0

My question is similar to this but its a bit more complex and am too noob to alter the method provided there.

I have tried the substring method it can't work since the lengths of the strings can be variable.

I have a string like:

Booking:
2 people

User Details:
Firstname Lastname
123456789 
[email protected]
facebook.com/username

Extras:
Service1
Service2

Pricing:
$1500/-

Comments:
Lorem ipsum dolor sit amet, consectetur adipiscing elit. Phasellus elementum ultricies pellentesque. Sed ullamcorper orci urna, et sagittis orci rhoncus quis.
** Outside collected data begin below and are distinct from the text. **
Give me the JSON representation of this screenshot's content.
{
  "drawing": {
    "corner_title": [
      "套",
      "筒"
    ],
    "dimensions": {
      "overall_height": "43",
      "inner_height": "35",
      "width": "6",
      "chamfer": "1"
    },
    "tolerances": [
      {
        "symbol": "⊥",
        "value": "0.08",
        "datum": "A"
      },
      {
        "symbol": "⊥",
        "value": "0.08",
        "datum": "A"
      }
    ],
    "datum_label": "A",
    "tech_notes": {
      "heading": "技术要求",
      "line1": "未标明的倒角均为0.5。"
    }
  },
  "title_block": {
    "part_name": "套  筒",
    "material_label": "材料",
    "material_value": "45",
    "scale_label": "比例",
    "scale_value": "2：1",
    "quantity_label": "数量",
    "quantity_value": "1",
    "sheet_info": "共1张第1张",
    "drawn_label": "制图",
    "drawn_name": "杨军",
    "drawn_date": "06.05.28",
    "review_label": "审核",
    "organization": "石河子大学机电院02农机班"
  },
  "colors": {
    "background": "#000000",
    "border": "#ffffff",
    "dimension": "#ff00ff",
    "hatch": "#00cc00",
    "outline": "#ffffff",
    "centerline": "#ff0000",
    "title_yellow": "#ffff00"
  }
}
Donec laoreet neque lectus, nec congue felis cursus non. Sed ac pulvinar nunc, vel cursus nulla. Curabitur at nisl ipsum. Etiam efficitur quam tortor, id malesuada lacus laoreet ac. Cras varius felis sem, id interdum enim accumsan et. 

I need the following values stored as variables:

var people = 2
var name   = firstname + lastname
var phone  = 123456789
var email  = [email protected]
var fbook  = facebook.com/username
var extras = Service1, Service2
var price  = $1500
var comments = "Lorem ipsum dolor sit amet, consectetur adipiscing elit. Phasellus elementum ultricies pellentesque. Sed ullamcorper orci urna, et sagittis orci rhoncus quis.
    Donec laoreet neque lectus, nec congue felis cursus non. Sed ac pulvinar nunc, vel cursus nulla. Curabitur at nisl ipsum. Etiam efficitur quam tortor, id malesuada lacus laoreet ac. Cras varius felis sem, id interdum enim accumsan et." 
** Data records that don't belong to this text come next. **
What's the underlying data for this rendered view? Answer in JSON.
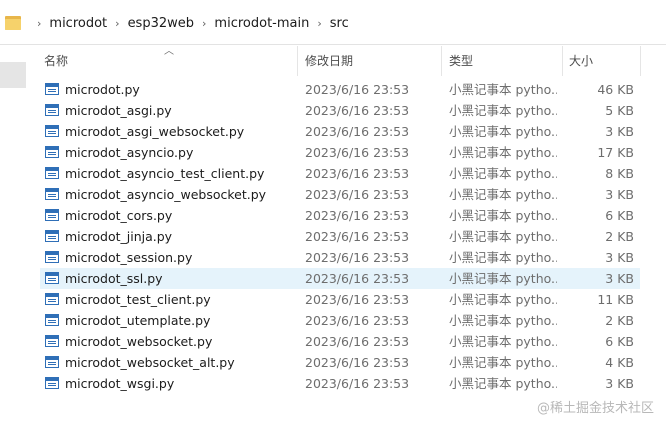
{
  "breadcrumb": [
    "microdot",
    "esp32web",
    "microdot-main",
    "src"
  ],
  "columns": {
    "name": "名称",
    "date": "修改日期",
    "type": "类型",
    "size": "大小"
  },
  "files": [
    {
      "name": "microdot.py",
      "date": "2023/6/16 23:53",
      "type": "小黑记事本 pytho...",
      "size": "46 KB"
    },
    {
      "name": "microdot_asgi.py",
      "date": "2023/6/16 23:53",
      "type": "小黑记事本 pytho...",
      "size": "5 KB"
    },
    {
      "name": "microdot_asgi_websocket.py",
      "date": "2023/6/16 23:53",
      "type": "小黑记事本 pytho...",
      "size": "3 KB"
    },
    {
      "name": "microdot_asyncio.py",
      "date": "2023/6/16 23:53",
      "type": "小黑记事本 pytho...",
      "size": "17 KB"
    },
    {
      "name": "microdot_asyncio_test_client.py",
      "date": "2023/6/16 23:53",
      "type": "小黑记事本 pytho...",
      "size": "8 KB"
    },
    {
      "name": "microdot_asyncio_websocket.py",
      "date": "2023/6/16 23:53",
      "type": "小黑记事本 pytho...",
      "size": "3 KB"
    },
    {
      "name": "microdot_cors.py",
      "date": "2023/6/16 23:53",
      "type": "小黑记事本 pytho...",
      "size": "6 KB"
    },
    {
      "name": "microdot_jinja.py",
      "date": "2023/6/16 23:53",
      "type": "小黑记事本 pytho...",
      "size": "2 KB"
    },
    {
      "name": "microdot_session.py",
      "date": "2023/6/16 23:53",
      "type": "小黑记事本 pytho...",
      "size": "3 KB"
    },
    {
      "name": "microdot_ssl.py",
      "date": "2023/6/16 23:53",
      "type": "小黑记事本 pytho...",
      "size": "3 KB",
      "selected": true
    },
    {
      "name": "microdot_test_client.py",
      "date": "2023/6/16 23:53",
      "type": "小黑记事本 pytho...",
      "size": "11 KB"
    },
    {
      "name": "microdot_utemplate.py",
      "date": "2023/6/16 23:53",
      "type": "小黑记事本 pytho...",
      "size": "2 KB"
    },
    {
      "name": "microdot_websocket.py",
      "date": "2023/6/16 23:53",
      "type": "小黑记事本 pytho...",
      "size": "6 KB"
    },
    {
      "name": "microdot_websocket_alt.py",
      "date": "2023/6/16 23:53",
      "type": "小黑记事本 pytho...",
      "size": "4 KB"
    },
    {
      "name": "microdot_wsgi.py",
      "date": "2023/6/16 23:53",
      "type": "小黑记事本 pytho...",
      "size": "3 KB"
    }
  ],
  "watermark": "@稀土掘金技术社区",
  "icons": {
    "folder": "folder-icon",
    "chevron": "chevron-right-icon",
    "file": "python-file-icon",
    "sort": "sort-up-icon"
  }
}
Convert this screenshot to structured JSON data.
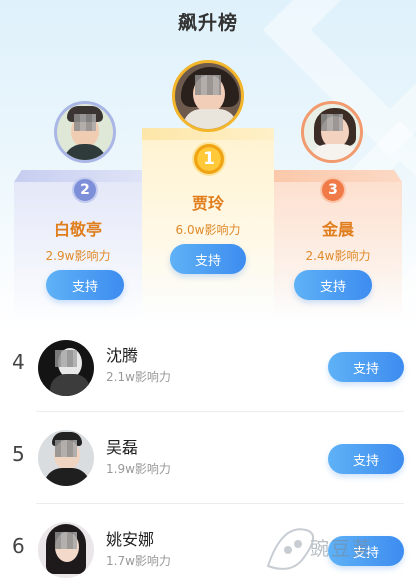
{
  "title": "飙升榜",
  "support_label": "支持",
  "podium": [
    {
      "rank": "2",
      "name": "白敬亭",
      "influence": "2.9w影响力"
    },
    {
      "rank": "1",
      "name": "贾玲",
      "influence": "6.0w影响力"
    },
    {
      "rank": "3",
      "name": "金晨",
      "influence": "2.4w影响力"
    }
  ],
  "list": [
    {
      "rank": "4",
      "name": "沈腾",
      "influence": "2.1w影响力"
    },
    {
      "rank": "5",
      "name": "吴磊",
      "influence": "1.9w影响力"
    },
    {
      "rank": "6",
      "name": "姚安娜",
      "influence": "1.7w影响力"
    }
  ],
  "watermark": {
    "text": "豌豆荚"
  },
  "colors": {
    "accent_blue": "#3d8cf0",
    "gold_text": "#e07e1d",
    "silver_medal": "#7d8fd8",
    "gold_medal": "#f5b021",
    "bronze_medal": "#f07a48"
  }
}
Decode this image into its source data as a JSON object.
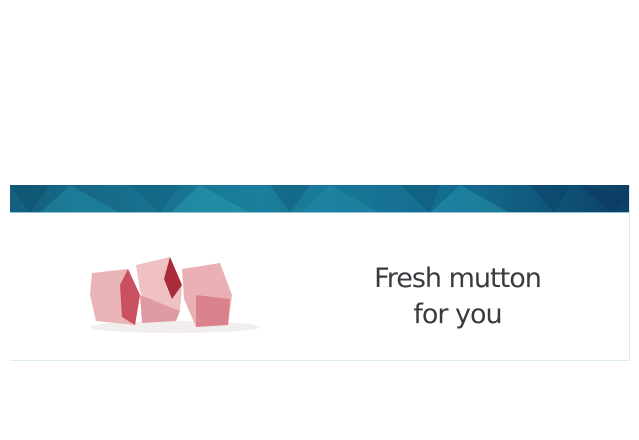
{
  "banner": {
    "tagline_line1": "Fresh mutton",
    "tagline_line2": "for you",
    "header_colors": [
      "#0f5c7d",
      "#1a8aa6",
      "#0b3e63"
    ],
    "text_color": "#3a3a40"
  }
}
Keeping in mind there can be few variables missing in some cases.. i.e. User didn't put email and/or facebook URL, so those lines can be empty or even lack empty-linebreaks.

1
  • Google "regular expressions". Commented Jul 21, 2015 at 4:04

2 Answers 2

1

If you find regex too complicated (it can be difficult to get right, even if you're not a beginner), you can use simpler javascript like this:

var input = "Booking:\n2 people\n\nUser Details:\nFirstname Lastname\n123456789\n\nfacebook.com/username\n\nExtras:\nService1\nService2\n\nPricing:\n$1500/-\n\nComments:\nLorem ipsum\n\ndolor sit amet";

// the input string is split into seperate lines and stored in array "lines":

var lines = input.split("\n");

// lines[0]="Booking:", lines[1]="2 people", lines[2]="", lines[3]="User Details" ...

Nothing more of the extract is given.